RebootWatchdogSec is the time that the watchdog will wait for a clean reboot. In this case, it will wait 10 minutes for a clean reboot; if the system does not reboot in that time, it will forcefully reboot the system.
Refer to the systemd-system.conf man page here.
- Reboot the system using
sudo reboot
- Now you can check whether the watchdog is running using
dmesg | grep watchdog
- If you are confident enough, you can manually create a kernel panic and check if the system reboots automatically.
sudo su
echo 1 > /proc/sys/kernel/sysrq
echo "c" > /proc/sysrq-trigger
Steps to Enable Load-Based Watchdog on Raspberry Pi
Now, if you want to go a step further and reboot your Raspberry Pi if it exceeds a specific load limit, you can do it using the Linux watchdog software available in the repository.
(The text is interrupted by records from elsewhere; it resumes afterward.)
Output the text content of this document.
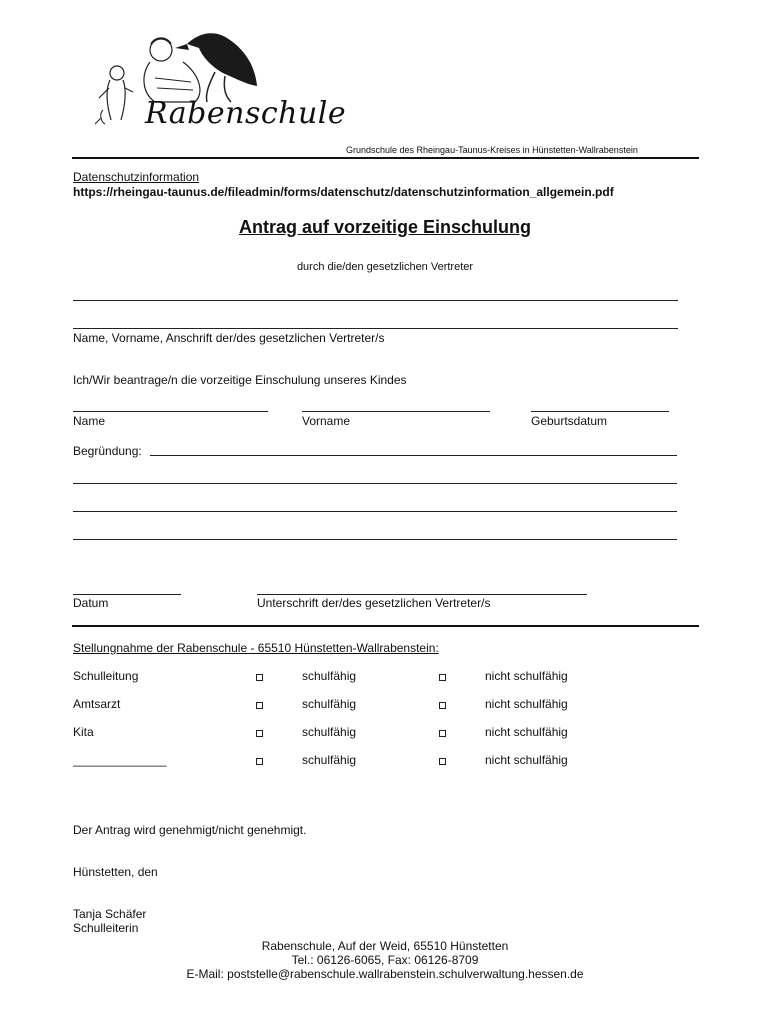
Rabenschule
Grundschule des Rheingau-Taunus-Kreises in Hünstetten-Wallrabenstein
Datenschutzinformation
https://rheingau-taunus.de/fileadmin/forms/datenschutz/datenschutzinformation_allgemein.pdf
Antrag auf vorzeitige Einschulung
durch die/den gesetzlichen Vertreter
Name, Vorname, Anschrift der/des gesetzlichen Vertreter/s
Ich/Wir beantrage/n die vorzeitige Einschulung unseres Kindes
Name	Vorname	Geburtsdatum
Begründung:
Datum	Unterschrift der/des gesetzlichen Vertreter/s
Stellungnahme der Rabenschule - 65510 Hünstetten-Wallrabenstein:
Schulleitung	schulfähig	nicht schulfähig
Amtsarzt	schulfähig	nicht schulfähig
Kita	schulfähig	nicht schulfähig
______________	schulfähig	nicht schulfähig
Der Antrag wird genehmigt/nicht genehmigt.
Hünstetten, den
Tanja Schäfer
Schulleiterin
Rabenschule, Auf der Weid, 65510 Hünstetten
Tel.: 06126-6065, Fax: 06126-8709
E-Mail: poststelle@rabenschule.wallrabenstein.schulverwaltung.hessen.de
Also read: How to Automatically Spin Down or Sleep HDD on Raspberry Pi
You can also integrate Hardware watchdog with this, but we prefer to use system.conf for that, and rightfully so. We recommend you do that, too!
- Install watchdog using the following command
sudo apt install watchdog
- Open watchdog.conf using
sudo nano /etc/watchdog.conf
- Add/uncomment/edit the following line and save the file
max-load-1 = 12
Here, max-load-1 means if the 1-minute system load exceeds 12, then the system will reboot. Adjust this value as per requirements, but don’t try to keep it too low. Similarly, you can set max-load-5 and max-load-15 for 5 & 15 minutes of system load, respectively. Refer to the watchdog.conf man page here.
- To enable the watchdog service, use the commands below
sudo systemctl enable watchdog
sudo systemctl start watchdog
- Check the status of the watchdog using the following command
sudo systemctl status watchdog
So that was all; now you have a 24*7 running Raspberry Pi with auto-healing & self-recovery mechanisms to make your remote server experience seamless.